Cervical

Late Toxicity After Adjuvant Conventional Radiation Versus Image-Guided Intensity-Modulated Radiotherapy for Cervical Cancer (PARCER): A Randomised Controlled Trial - PDF Version

Chopra S, Gupta S, Kannan S, Dora T, Engineer R, Mangaj A, Maheshwari A, Shylasree TS, Ghosh J, Paul SN, Phurailatpam R, Charnalia M, Alone M, Swamidas J, Mahantshetty U, Deodhar K, Kerkar R, Shrivastava SK.

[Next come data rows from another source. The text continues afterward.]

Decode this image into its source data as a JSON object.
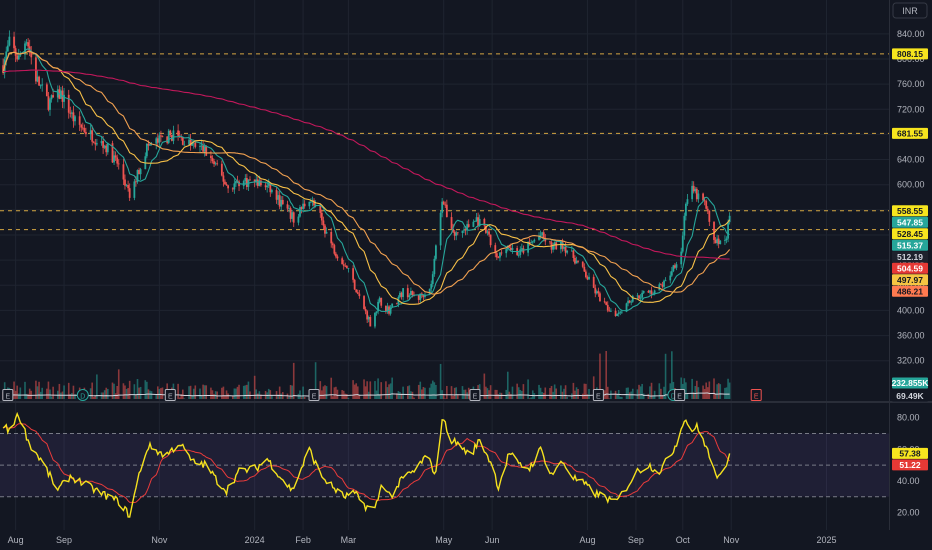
{
  "header": {
    "currency": "INR"
  },
  "colors": {
    "background": "#131722",
    "grid": "#1f2430",
    "up": "#26a69a",
    "down": "#ef5350",
    "rsi": "#f5e11e",
    "rsi_ma": "#e83b3b",
    "rsi_band": "#7e57c2",
    "ma_fast": "#26a69a",
    "ma_mid": "#f7c048",
    "ma_slow": "#f0a050",
    "ma_200": "#c2185b",
    "volume_ma": "#d1d4dc",
    "level": "#f7c048"
  },
  "chart_data": [
    {
      "type": "candlestick",
      "title": "",
      "y_axis": {
        "ylim": [
          345,
          862
        ],
        "ticks": [
          840,
          800,
          760,
          720,
          680,
          640,
          600,
          560,
          520,
          480,
          440,
          400,
          360,
          320
        ]
      },
      "x_axis": {
        "range": [
          "2023-07-22",
          "2025-02-10"
        ],
        "ticks": [
          {
            "label": "Aug",
            "date": "2023-08-01"
          },
          {
            "label": "Sep",
            "date": "2023-09-01"
          },
          {
            "label": "Nov",
            "date": "2023-11-01"
          },
          {
            "label": "2024",
            "date": "2024-01-01"
          },
          {
            "label": "Feb",
            "date": "2024-02-01"
          },
          {
            "label": "Mar",
            "date": "2024-03-01"
          },
          {
            "label": "May",
            "date": "2024-05-01"
          },
          {
            "label": "Jun",
            "date": "2024-06-01"
          },
          {
            "label": "Aug",
            "date": "2024-08-01"
          },
          {
            "label": "Sep",
            "date": "2024-09-01"
          },
          {
            "label": "Oct",
            "date": "2024-10-01"
          },
          {
            "label": "Nov",
            "date": "2024-11-01"
          },
          {
            "label": "2025",
            "date": "2025-01-01"
          }
        ]
      },
      "price_anchors": [
        [
          "2023-07-24",
          790
        ],
        [
          "2023-07-28",
          825
        ],
        [
          "2023-08-03",
          800
        ],
        [
          "2023-08-08",
          835
        ],
        [
          "2023-08-14",
          770
        ],
        [
          "2023-08-22",
          730
        ],
        [
          "2023-08-30",
          745
        ],
        [
          "2023-09-08",
          700
        ],
        [
          "2023-09-18",
          680
        ],
        [
          "2023-09-28",
          660
        ],
        [
          "2023-10-06",
          630
        ],
        [
          "2023-10-13",
          580
        ],
        [
          "2023-10-24",
          660
        ],
        [
          "2023-11-01",
          670
        ],
        [
          "2023-11-10",
          680
        ],
        [
          "2023-11-20",
          665
        ],
        [
          "2023-11-30",
          655
        ],
        [
          "2023-12-08",
          625
        ],
        [
          "2023-12-15",
          595
        ],
        [
          "2023-12-22",
          605
        ],
        [
          "2024-01-01",
          605
        ],
        [
          "2024-01-10",
          595
        ],
        [
          "2024-01-18",
          570
        ],
        [
          "2024-01-26",
          545
        ],
        [
          "2024-02-05",
          580
        ],
        [
          "2024-02-12",
          548
        ],
        [
          "2024-02-20",
          500
        ],
        [
          "2024-03-01",
          465
        ],
        [
          "2024-03-08",
          420
        ],
        [
          "2024-03-15",
          380
        ],
        [
          "2024-03-21",
          415
        ],
        [
          "2024-03-27",
          400
        ],
        [
          "2024-04-05",
          430
        ],
        [
          "2024-04-15",
          420
        ],
        [
          "2024-04-23",
          440
        ],
        [
          "2024-04-30",
          580
        ],
        [
          "2024-05-02",
          560
        ],
        [
          "2024-05-08",
          520
        ],
        [
          "2024-05-15",
          530
        ],
        [
          "2024-05-22",
          545
        ],
        [
          "2024-05-29",
          520
        ],
        [
          "2024-06-04",
          480
        ],
        [
          "2024-06-10",
          505
        ],
        [
          "2024-06-18",
          490
        ],
        [
          "2024-06-25",
          505
        ],
        [
          "2024-07-02",
          520
        ],
        [
          "2024-07-09",
          500
        ],
        [
          "2024-07-16",
          505
        ],
        [
          "2024-07-23",
          485
        ],
        [
          "2024-07-30",
          460
        ],
        [
          "2024-08-06",
          430
        ],
        [
          "2024-08-13",
          405
        ],
        [
          "2024-08-20",
          395
        ],
        [
          "2024-08-27",
          415
        ],
        [
          "2024-09-04",
          425
        ],
        [
          "2024-09-12",
          430
        ],
        [
          "2024-09-20",
          445
        ],
        [
          "2024-09-25",
          470
        ],
        [
          "2024-09-30",
          495
        ],
        [
          "2024-10-03",
          575
        ],
        [
          "2024-10-07",
          590
        ],
        [
          "2024-10-11",
          580
        ],
        [
          "2024-10-15",
          570
        ],
        [
          "2024-10-21",
          515
        ],
        [
          "2024-10-25",
          505
        ],
        [
          "2024-10-29",
          520
        ],
        [
          "2024-10-31",
          548
        ]
      ],
      "moving_averages": [
        {
          "key": "ma_fast",
          "window": 10
        },
        {
          "key": "ma_mid",
          "window": 25
        },
        {
          "key": "ma_slow",
          "window": 45
        },
        {
          "key": "ma_200",
          "window": 200
        }
      ],
      "horizontal_levels": [
        808.15,
        681.55,
        558.55,
        528.45
      ],
      "price_labels": [
        {
          "text": "808.15",
          "value": 808.15,
          "bg": "#f7e51e",
          "fg": "#131722"
        },
        {
          "text": "681.55",
          "value": 681.55,
          "bg": "#f7e51e",
          "fg": "#131722"
        },
        {
          "text": "558.55",
          "value": 558.55,
          "bg": "#f7e51e",
          "fg": "#131722"
        },
        {
          "text": "547.85",
          "value": 547.85,
          "bg": "#26a69a",
          "fg": "#ffffff"
        },
        {
          "text": "528.45",
          "value": 528.45,
          "bg": "#f7e51e",
          "fg": "#131722"
        },
        {
          "text": "515.37",
          "value": 515.37,
          "bg": "#26a69a",
          "fg": "#ffffff"
        },
        {
          "text": "512.19",
          "value": 512.19,
          "bg": "#1e222d",
          "fg": "#d1d4dc"
        },
        {
          "text": "504.59",
          "value": 504.59,
          "bg": "#e53935",
          "fg": "#ffffff"
        },
        {
          "text": "497.97",
          "value": 497.97,
          "bg": "#f5c542",
          "fg": "#131722"
        },
        {
          "text": "486.21",
          "value": 486.21,
          "bg": "#ff7a50",
          "fg": "#131722"
        }
      ],
      "volume_labels": [
        {
          "text": "232.855K",
          "bg": "#26a69a",
          "fg": "#ffffff"
        },
        {
          "text": "69.49K",
          "bg": "#131722",
          "fg": "#d1d4dc"
        }
      ],
      "event_markers": [
        {
          "text": "E",
          "date": "2023-07-27"
        },
        {
          "text": "D",
          "date": "2023-09-13"
        },
        {
          "text": "E",
          "date": "2023-11-08"
        },
        {
          "text": "E",
          "date": "2024-02-08"
        },
        {
          "text": "E",
          "date": "2024-05-21"
        },
        {
          "text": "E",
          "date": "2024-08-08"
        },
        {
          "text": "D",
          "date": "2024-09-25"
        },
        {
          "text": "E",
          "date": "2024-09-29"
        },
        {
          "text": "E",
          "date": "2024-11-17",
          "upcoming": true
        }
      ]
    },
    {
      "type": "line",
      "title": "",
      "y_axis": {
        "ylim": [
          14,
          88
        ],
        "ticks": [
          80,
          60,
          40,
          20
        ]
      },
      "bands": {
        "upper": 70,
        "middle": 50,
        "lower": 30
      },
      "rsi_anchors": [
        [
          "2023-07-22",
          78
        ],
        [
          "2023-07-27",
          72
        ],
        [
          "2023-08-03",
          82
        ],
        [
          "2023-08-10",
          63
        ],
        [
          "2023-08-18",
          52
        ],
        [
          "2023-08-28",
          34
        ],
        [
          "2023-09-05",
          43
        ],
        [
          "2023-09-14",
          38
        ],
        [
          "2023-09-25",
          32
        ],
        [
          "2023-10-06",
          27
        ],
        [
          "2023-10-13",
          18
        ],
        [
          "2023-10-20",
          48
        ],
        [
          "2023-10-25",
          62
        ],
        [
          "2023-11-05",
          56
        ],
        [
          "2023-11-14",
          64
        ],
        [
          "2023-11-22",
          52
        ],
        [
          "2023-12-01",
          50
        ],
        [
          "2023-12-08",
          40
        ],
        [
          "2023-12-14",
          34
        ],
        [
          "2023-12-22",
          46
        ],
        [
          "2024-01-02",
          48
        ],
        [
          "2024-01-09",
          54
        ],
        [
          "2024-01-18",
          42
        ],
        [
          "2024-01-25",
          34
        ],
        [
          "2024-02-05",
          60
        ],
        [
          "2024-02-12",
          44
        ],
        [
          "2024-02-20",
          36
        ],
        [
          "2024-02-27",
          30
        ],
        [
          "2024-03-05",
          32
        ],
        [
          "2024-03-12",
          24
        ],
        [
          "2024-03-18",
          22
        ],
        [
          "2024-03-23",
          40
        ],
        [
          "2024-03-28",
          30
        ],
        [
          "2024-04-05",
          42
        ],
        [
          "2024-04-12",
          46
        ],
        [
          "2024-04-20",
          56
        ],
        [
          "2024-04-26",
          44
        ],
        [
          "2024-04-30",
          80
        ],
        [
          "2024-05-06",
          66
        ],
        [
          "2024-05-12",
          62
        ],
        [
          "2024-05-18",
          56
        ],
        [
          "2024-05-24",
          66
        ],
        [
          "2024-06-01",
          50
        ],
        [
          "2024-06-05",
          36
        ],
        [
          "2024-06-12",
          58
        ],
        [
          "2024-06-18",
          50
        ],
        [
          "2024-06-25",
          48
        ],
        [
          "2024-07-02",
          60
        ],
        [
          "2024-07-09",
          44
        ],
        [
          "2024-07-16",
          52
        ],
        [
          "2024-07-23",
          42
        ],
        [
          "2024-07-30",
          38
        ],
        [
          "2024-08-06",
          32
        ],
        [
          "2024-08-12",
          30
        ],
        [
          "2024-08-19",
          26
        ],
        [
          "2024-08-26",
          36
        ],
        [
          "2024-09-02",
          46
        ],
        [
          "2024-09-09",
          50
        ],
        [
          "2024-09-16",
          46
        ],
        [
          "2024-09-23",
          56
        ],
        [
          "2024-09-28",
          66
        ],
        [
          "2024-10-02",
          80
        ],
        [
          "2024-10-06",
          72
        ],
        [
          "2024-10-10",
          74
        ],
        [
          "2024-10-16",
          62
        ],
        [
          "2024-10-21",
          46
        ],
        [
          "2024-10-25",
          42
        ],
        [
          "2024-10-29",
          48
        ],
        [
          "2024-10-31",
          57.38
        ]
      ],
      "ma_window": 14,
      "value_labels": [
        {
          "text": "57.38",
          "value": 57.38,
          "bg": "#f7e51e",
          "fg": "#131722"
        },
        {
          "text": "51.22",
          "value": 51.22,
          "bg": "#e53935",
          "fg": "#ffffff"
        }
      ]
    }
  ]
}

J Clin Oncol. 2021 Nov 20;39(33):3682-3692. doi: 10.1200/JCO.20.02530.

PURPOSE

Postoperative Adjuvant Radiation in Cervical Cancer (PARCER), a phase III randomised trial, compared late toxicity after image-guided intensity-modulated radiotherapy (IG-IMRT) with three-dimensional conformal radiation therapy (3D-CRT) in women with cervical cancer undergoing postoperative radiation.

METHODS

Patients were randomly assigned to receive either IG-IMRT or 3D-CRT after stratification for the type of hysterectomy and use of concurrent chemotherapy. The primary end point was 3.0-year grade ≥ 2 late GI toxicity assessed using Common Toxicity Criteria for Adverse Events v 3.0 and estimated using time-to-event, intention-to-treat analysis, with a study level type I error of 0.05 and a nominal α of .047 after accounting for one interim analysis. Secondary end points included acute toxicity, health-related quality of life, and pelvic relapse-free, disease-free, and overall survival.

RESULTS

Between 2011 and 2019, 300 patients were randomly assigned (IG-IMRT 151 and 3D-CRT 149). At a median follow-up of 46 (interquartile range, 20-72) months, the 3.0-year cumulative incidence of grade ≥ 2.0 late GI toxicity in the IG-IMRT and 3D-CRT arms were 21.1% versus 42.4% (hazard ratio [HR] 0.46; 95% CI, 0.29 to 0.73; P < .001). The cumulative incidence of grade ≥ 2.0 any late toxicity was 28.1% versus 48.9% (HR 0.50; 95% CI, 0.33 to 0.76; P < .001), respectively. Patients reported reduced diarrhea (P = .04), improved appetite (P = .008), and lesser bowel symptoms (P = .002) with IG-IMRT. However, no difference was observed in the time by treatment interaction. The 3.0-year pelvic relapse-free survival and disease-free survival in the IG-IMRT versus the 3D-CRT arm were 81.8% versus 84% (HR 1.17; 95% CI, 0.68 to 1.99; P = .55) and 76.9% versus 81.2% (HR 1.03; 95% CI, 0.62 to 1.71; P = .89), respectively.

CONCLUSION

IG-IMRT results in reduced toxicity with no difference in disease outcomes.